Re: [PATCH] intel_pstate: Avoid pointless FRAC_BITS shifts under div_fp()

From: Rafael J. Wysocki
Date: Sun Apr 03 2016 - 21:29:49 EST


On Friday, April 01, 2016 09:44:43 AM Philippe Longepe wrote:
> I proposed also to simplify the intel_pstate_calc_busy function:
>
> core_pct = int_tofp(sample->aperf) * int_tofp(100);
> core_pct = div64_u64(core_pct, int_tofp(sample->mperf));
>
> is equivalent to:
>
> core_pct = sample->aperf * int_tofp(100);
> core_pct = div64_u64(core_pct, sample->mperf);

Right, this can be done too.

---
From: Rafael J. Wysocki <rafael.j.wysocki@xxxxxxxxx>
Subject: [PATCH] intel_pstate: Avoid pointless FRAC_BITS shifts under div_fp()
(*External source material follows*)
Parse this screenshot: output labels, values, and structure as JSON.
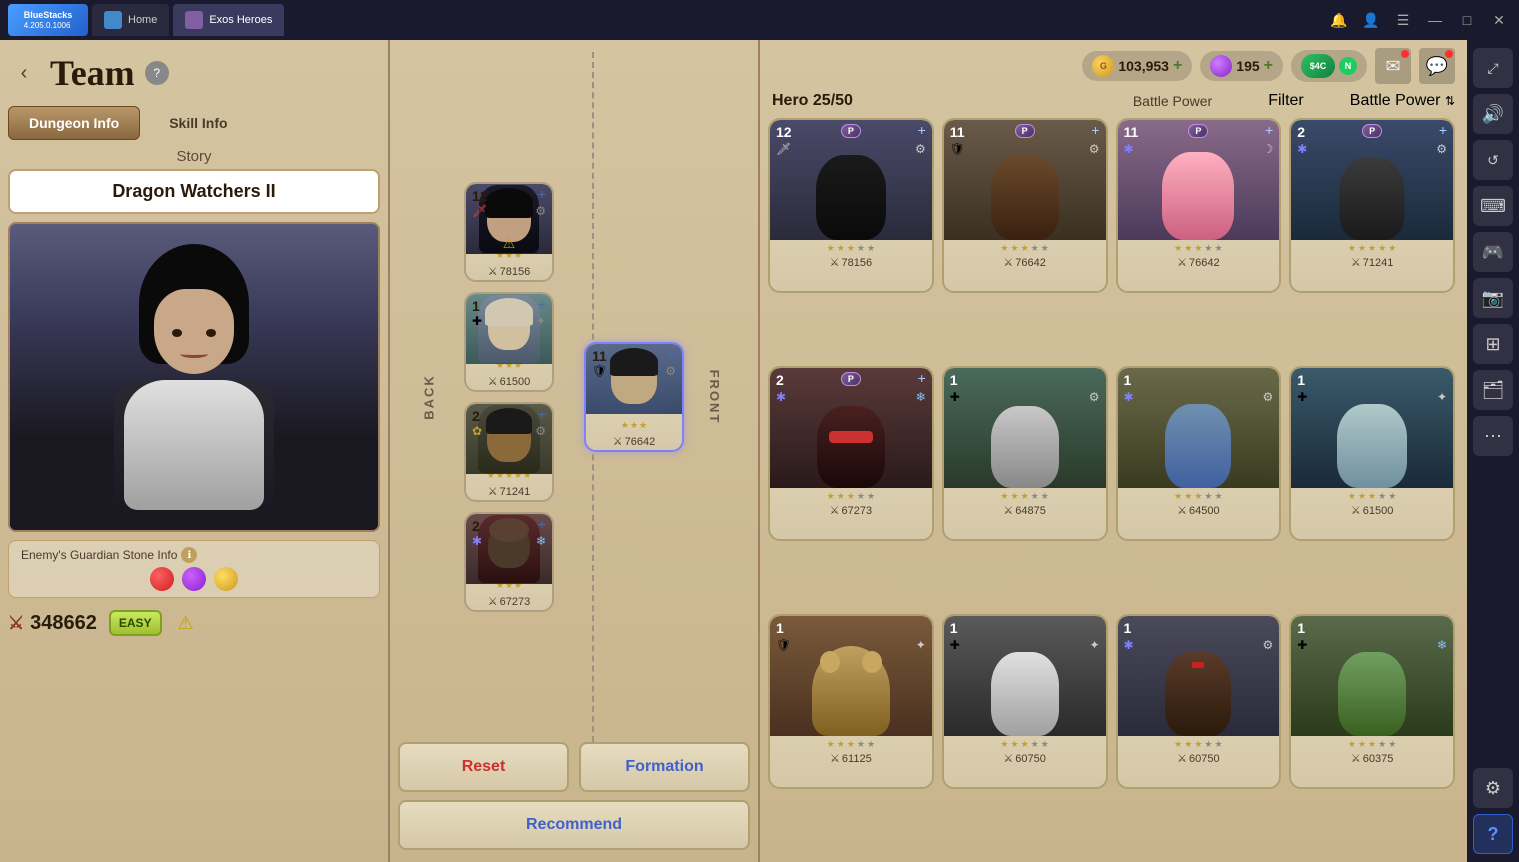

There are multiple places in intel_pstate where int_tofp() is applied
to both arguments of div_fp(), but this is pointless, because int_tofp()
simply shifts its argument to the left by FRAC_BITS which mathematically
is equivalent to multuplication by 2^FRAC_BITS, so if this is done
to both arguments of a division, the extra factors will cancel each
other during that operation anyway.

Drop the pointless int_tofp() applied to div_fp() arguments throughout
the driver.

Signed-off-by: Rafael J. Wysocki <rafael.j.wysocki@xxxxxxxxx>
---
drivers/cpufreq/intel_pstate.c | 31 +++++++++++++------------------
1 file changed, 13 insertions(+), 18 deletions(-)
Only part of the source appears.